Presumably if you buy a smaller property and try to leave that it would be taxed at 20%?


----------



## Brendan Burgess (16 Oct 2017)

Hi Odyssey 

Here is a link to the full article. 

https://www.ft.com/content/811463be-af4b-11e7-aab9-abaa44b1e130?mhq5j=e7

The property piece is the last few paragraphs: 


_Finally, a word on the UK property market. I have, like all other commentators, been thinking again about a possible solution to its various problems (beyond the obvious one of raising interest rates to crash prices). And I think I might have a partial solution. It involves inheritance tax. David Cameron introduced an add-on to the tax regime called the main residence nil-rate band, which by 2020 will allow a couple an extra £350,000 tax-free allowance to use to pass on a family home. This is a bit silly. It perpetuates and legitimises the deeply destructive idea that homes are the be all and end all and it discriminates against those who don’t own them. 

 How about if we reverse it and then drop IHT on all assets apart from residential property? So all investments in everything else — equities, bonds, family firms, gold bullion and so on — pass on tax free. But all houses are taxed on death at, say, 20 per cent of their market value or perhaps even just on their capital gains (no allowances).

 That should encourage the retired to downsize — possibly even freeing up the cash to pay for their own social care along the way. And it might even mark a turning point in the way we view houses, from a must-hoard item to an end-of-life hot potato. Problem solved.
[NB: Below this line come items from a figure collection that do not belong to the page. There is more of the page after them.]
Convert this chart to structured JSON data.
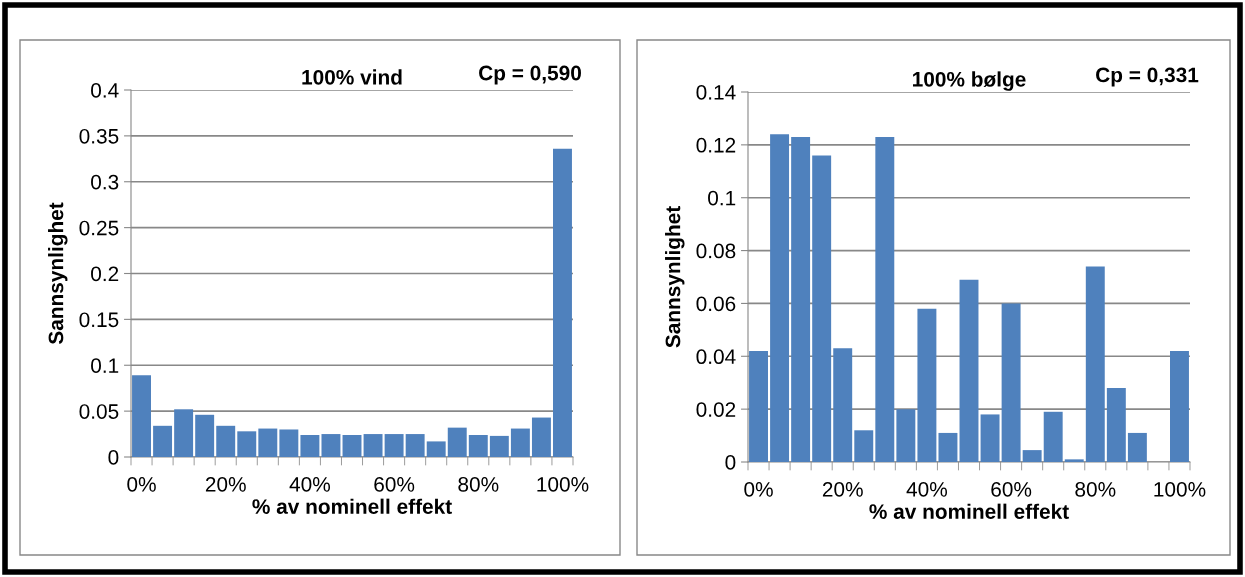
{
  "chart_data": [
    {
      "type": "bar",
      "title": "100% vind",
      "annotations": [
        "Cp = 0,590"
      ],
      "xlabel": "% av nominell effekt",
      "ylabel": "Sannsynlighet",
      "categories": [
        "0%",
        null,
        null,
        null,
        "20%",
        null,
        null,
        null,
        "40%",
        null,
        null,
        null,
        "60%",
        null,
        null,
        null,
        "80%",
        null,
        null,
        null,
        "100%"
      ],
      "values": [
        0.089,
        0.034,
        0.052,
        0.046,
        0.034,
        0.028,
        0.031,
        0.03,
        0.024,
        0.025,
        0.024,
        0.025,
        0.025,
        0.025,
        0.017,
        0.032,
        0.024,
        0.023,
        0.031,
        0.043,
        0.336
      ],
      "color": "#4f81bd",
      "ylim": [
        0,
        0.4
      ],
      "yticks": [
        0,
        0.05,
        0.1,
        0.15,
        0.2,
        0.25,
        0.3,
        0.35,
        0.4
      ],
      "grid": "y"
    },
    {
      "type": "bar",
      "title": "100% bølge",
      "annotations": [
        "Cp = 0,331"
      ],
      "xlabel": "% av nominell effekt",
      "ylabel": "Sannsynlighet",
      "categories": [
        "0%",
        null,
        null,
        null,
        "20%",
        null,
        null,
        null,
        "40%",
        null,
        null,
        null,
        "60%",
        null,
        null,
        null,
        "80%",
        null,
        null,
        null,
        "100%"
      ],
      "values": [
        0.042,
        0.124,
        0.123,
        0.116,
        0.043,
        0.012,
        0.123,
        0.02,
        0.058,
        0.011,
        0.069,
        0.018,
        0.06,
        0.0045,
        0.019,
        0.001,
        0.074,
        0.028,
        0.011,
        null,
        0.042
      ],
      "color": "#4f81bd",
      "ylim": [
        0,
        0.14
      ],
      "yticks": [
        0,
        0.02,
        0.04,
        0.06,
        0.08,
        0.1,
        0.12,
        0.14
      ],
      "grid": "y"
    }
  ]
}
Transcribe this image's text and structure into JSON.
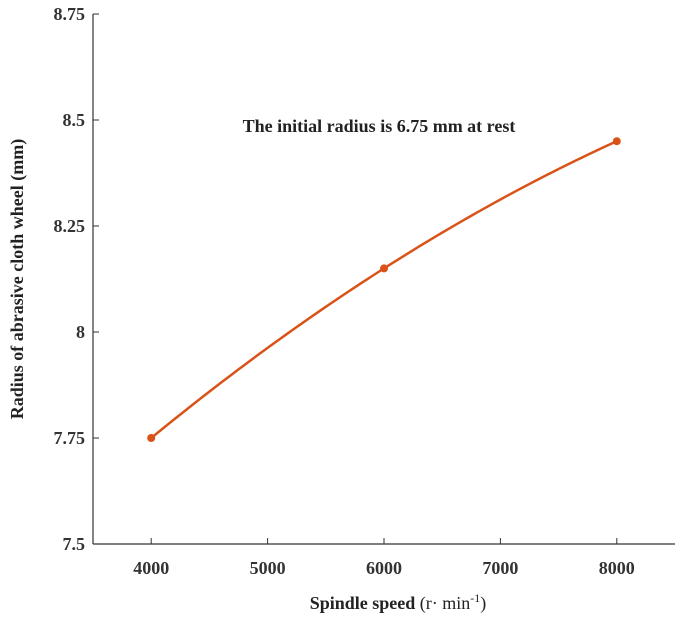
{
  "chart_data": {
    "type": "line",
    "xlabel": "Spindle speed",
    "xlabel_unit": "(r· min",
    "xlabel_unit_sup": "-1",
    "xlabel_unit_close": ")",
    "ylabel": "Radius of abrasive cloth wheel (mm)",
    "annotation": "The initial radius is 6.75 mm at rest",
    "xlim": [
      3500,
      8500
    ],
    "ylim": [
      7.5,
      8.75
    ],
    "x_ticks": [
      4000,
      5000,
      6000,
      7000,
      8000
    ],
    "x_tick_labels": [
      "4000",
      "5000",
      "6000",
      "7000",
      "8000"
    ],
    "y_ticks": [
      7.5,
      7.75,
      8,
      8.25,
      8.5,
      8.75
    ],
    "y_tick_labels": [
      "7.5",
      "7.75",
      "8",
      "8.25",
      "8.5",
      "8.75"
    ],
    "grid": false,
    "line_color": "#d95319",
    "series": [
      {
        "x": [
          4000,
          6000,
          8000
        ],
        "y": [
          7.75,
          8.15,
          8.45
        ]
      }
    ]
  }
}
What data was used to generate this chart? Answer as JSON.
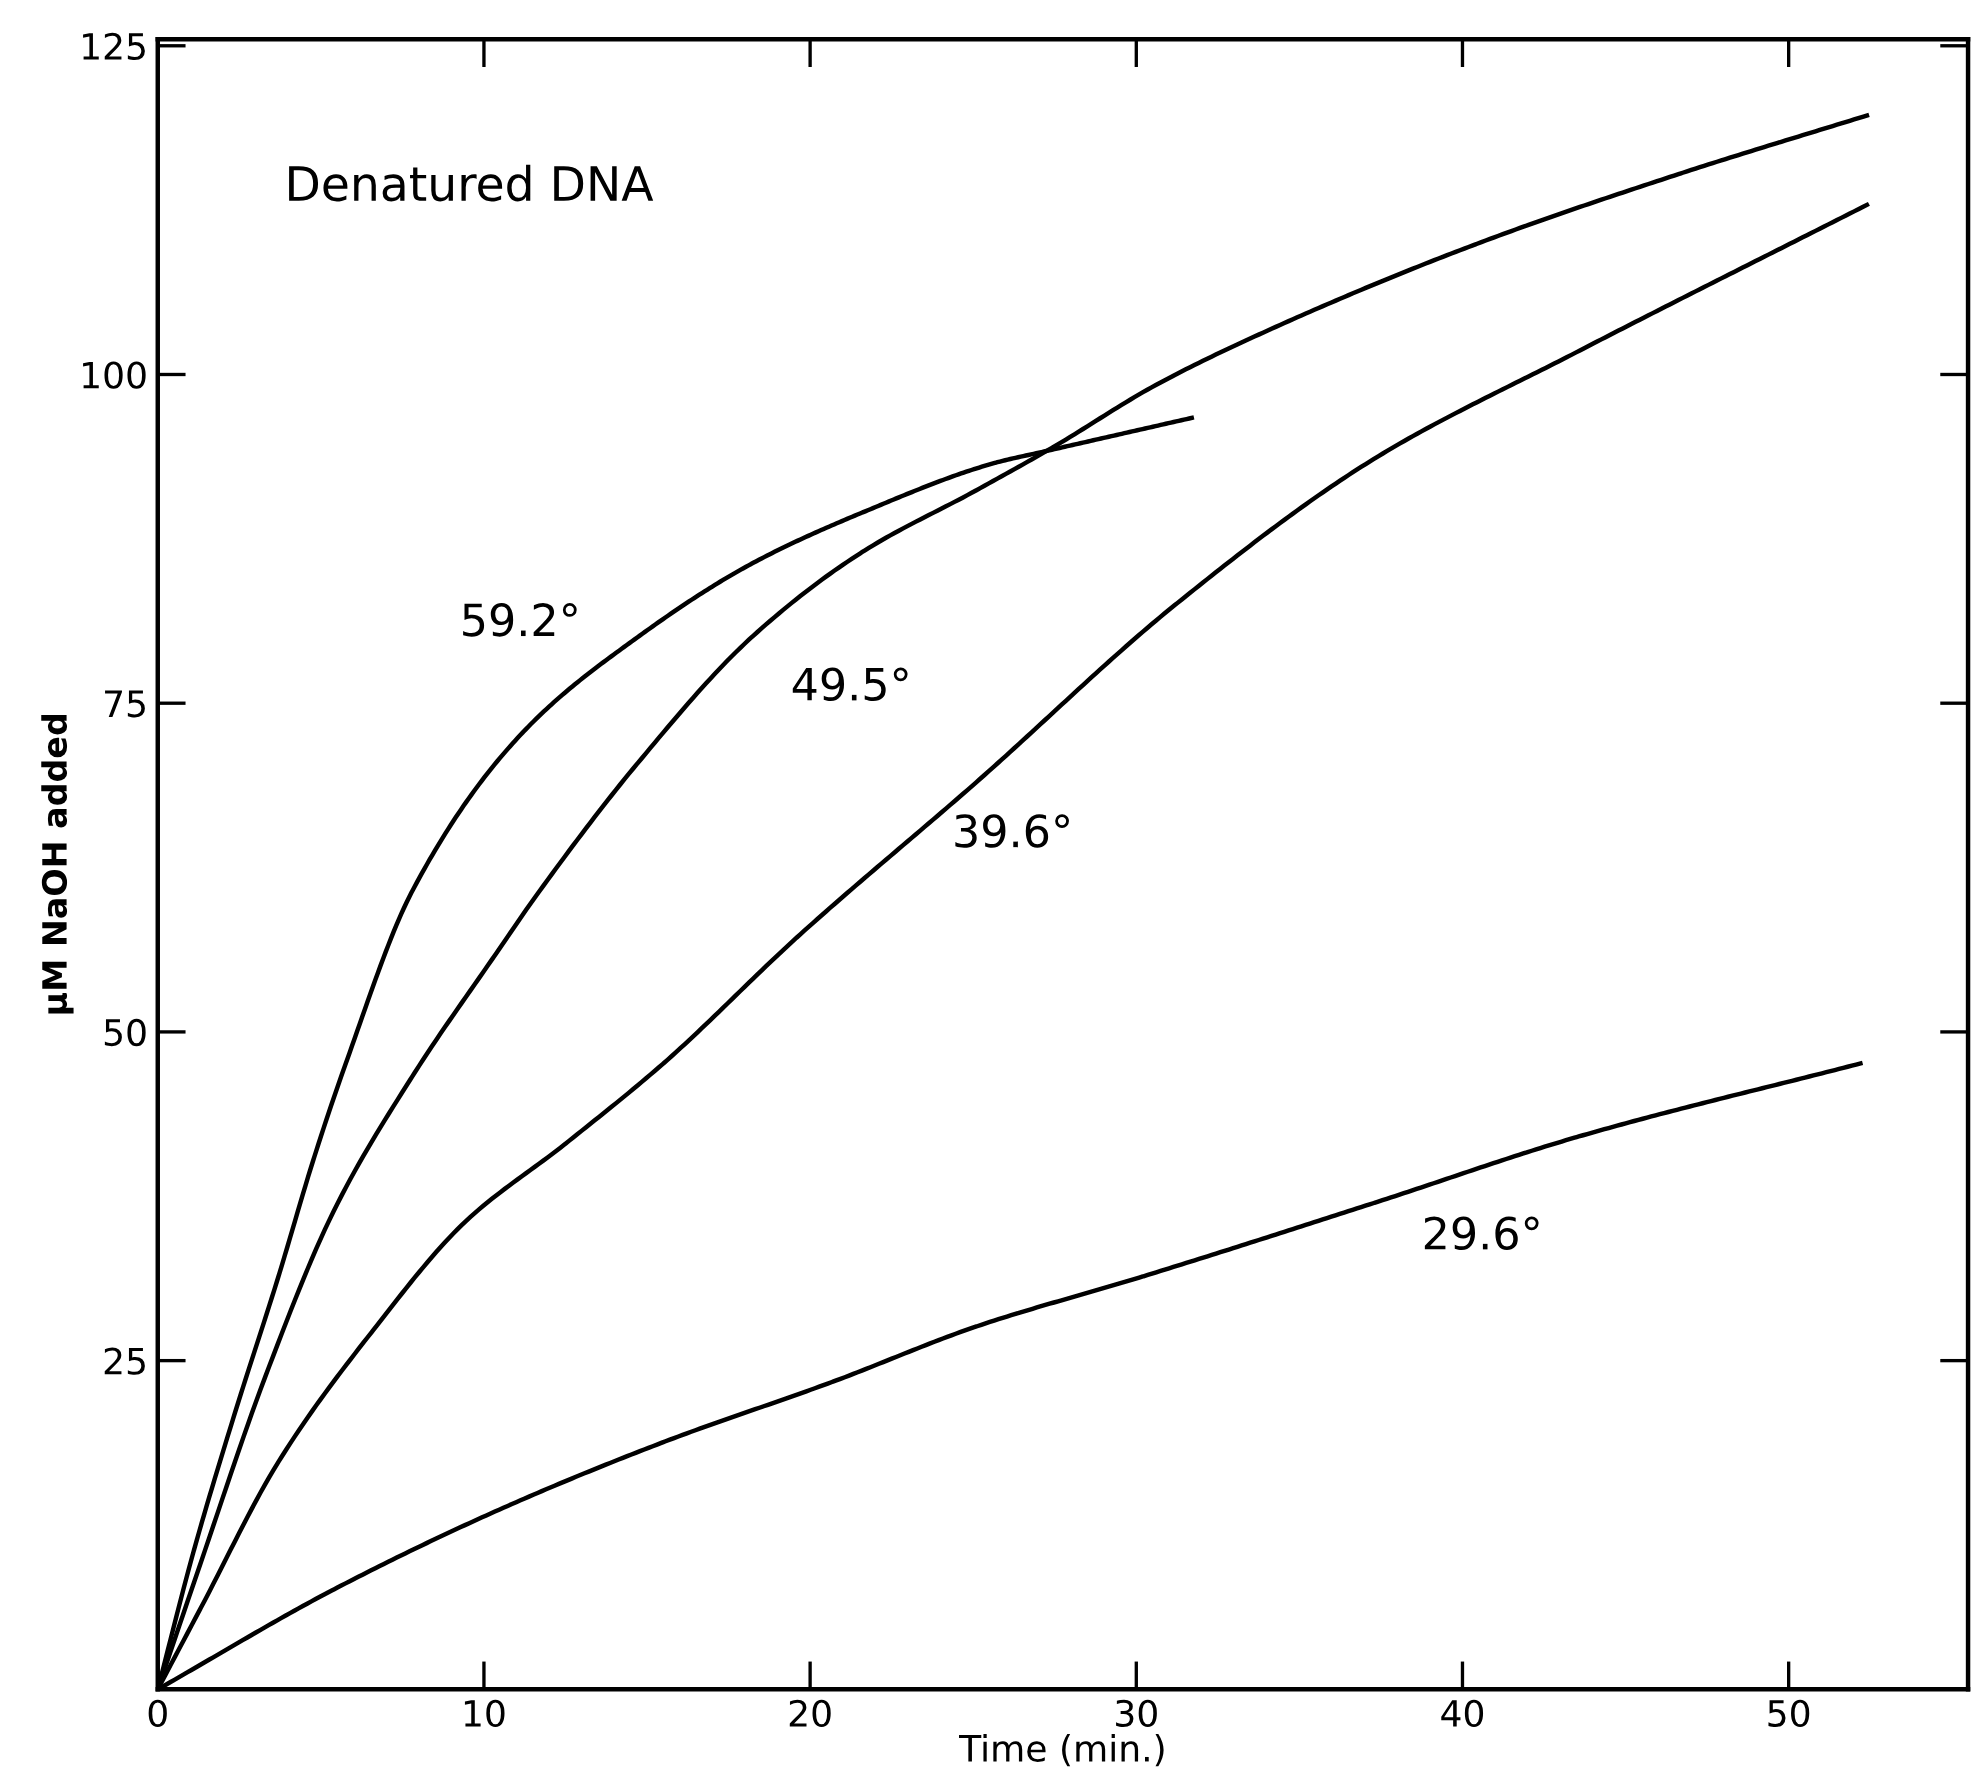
{
  "chart_data": {
    "type": "line",
    "title": "Denatured DNA",
    "xlabel": "Time (min.)",
    "ylabel": "μM NaOH added",
    "xlim": [
      0,
      55.5
    ],
    "ylim": [
      0,
      125.5
    ],
    "xticks": [
      0,
      10,
      20,
      30,
      40,
      50
    ],
    "yticks": [
      {
        "value": 0,
        "label": null
      },
      25,
      50,
      75,
      100,
      125
    ],
    "grid": false,
    "line_style": "solid",
    "series": [
      {
        "name": "59.2°",
        "color": "#000000",
        "x": [
          0,
          1.1,
          2.3,
          3.7,
          4.8,
          5.75,
          7.8,
          11.2,
          14.7,
          18.2,
          21.6,
          25.7,
          27.1,
          31.7
        ],
        "values": [
          0,
          10.5,
          20.5,
          31.4,
          40.5,
          47.5,
          60.7,
          72.8,
          80,
          85.6,
          89.5,
          93.3,
          94.1,
          96.7
        ]
      },
      {
        "name": "49.5°",
        "color": "#000000",
        "x": [
          0,
          1.3,
          3.3,
          5.4,
          7.8,
          10.3,
          11.7,
          14.7,
          18.2,
          21.6,
          25.1,
          27.4,
          30.6,
          33.9,
          40.4,
          46.7,
          52.4
        ],
        "values": [
          0,
          9.5,
          23.8,
          36.4,
          46.6,
          55.7,
          60.7,
          70.4,
          80,
          86.5,
          91.2,
          94.4,
          99.2,
          103.2,
          109.9,
          115.3,
          119.7
        ]
      },
      {
        "name": "39.6°",
        "color": "#000000",
        "x": [
          0,
          1.3,
          3.7,
          6.6,
          9.4,
          12.5,
          15.5,
          19.6,
          25.1,
          31.2,
          37.3,
          43.5,
          52.4
        ],
        "values": [
          0,
          6.1,
          17.3,
          27.3,
          35.5,
          41.5,
          47.6,
          57.2,
          69,
          82.5,
          93.6,
          101.7,
          112.9
        ]
      },
      {
        "name": "29.6°",
        "color": "#000000",
        "x": [
          0,
          5.4,
          10.5,
          15.5,
          20.7,
          25.1,
          30.2,
          37.3,
          43.5,
          52.2
        ],
        "values": [
          0,
          7.6,
          13.7,
          18.8,
          23.4,
          27.6,
          31.4,
          37,
          42,
          47.6
        ]
      }
    ]
  }
}
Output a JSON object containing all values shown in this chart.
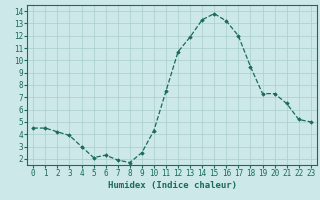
{
  "x": [
    0,
    1,
    2,
    3,
    4,
    5,
    6,
    7,
    8,
    9,
    10,
    11,
    12,
    13,
    14,
    15,
    16,
    17,
    18,
    19,
    20,
    21,
    22,
    23
  ],
  "y": [
    4.5,
    4.5,
    4.2,
    3.9,
    3.0,
    2.1,
    2.3,
    1.9,
    1.7,
    2.5,
    4.3,
    7.5,
    10.7,
    11.9,
    13.3,
    13.8,
    13.2,
    12.0,
    9.5,
    7.3,
    7.3,
    6.5,
    5.2,
    5.0
  ],
  "xlim": [
    -0.5,
    23.5
  ],
  "ylim": [
    1.5,
    14.5
  ],
  "xticks": [
    0,
    1,
    2,
    3,
    4,
    5,
    6,
    7,
    8,
    9,
    10,
    11,
    12,
    13,
    14,
    15,
    16,
    17,
    18,
    19,
    20,
    21,
    22,
    23
  ],
  "yticks": [
    2,
    3,
    4,
    5,
    6,
    7,
    8,
    9,
    10,
    11,
    12,
    13,
    14
  ],
  "xlabel": "Humidex (Indice chaleur)",
  "line_color": "#1a6b5a",
  "marker": "D",
  "marker_size": 1.8,
  "bg_color": "#cce8e8",
  "grid_color": "#aacece",
  "fig_bg": "#cce8e8",
  "tick_fontsize": 5.5,
  "xlabel_fontsize": 6.5,
  "linewidth": 0.9
}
Comments welcome._


----------



## T McGibney (16 Oct 2017)

All suggestions emanating from the UK in relation to inheritance tax policy need to be viewed in the light that they don't have any form of gift tax, and wealth can freely be transferred tax-free across generations by way of gift.


----------



## Gordon Gekko (16 Oct 2017)

T McGibney said:


> All suggestions emanating from the UK in relation to inheritance tax policy need to be viewed in the light that they don't have any form of gift tax, and wealth can freely be transferred tax-free across generations by way of gift.



And also through the prism of ISAs, the ability to realise a meaningful level of capital gains each year (>£10k), etc


----------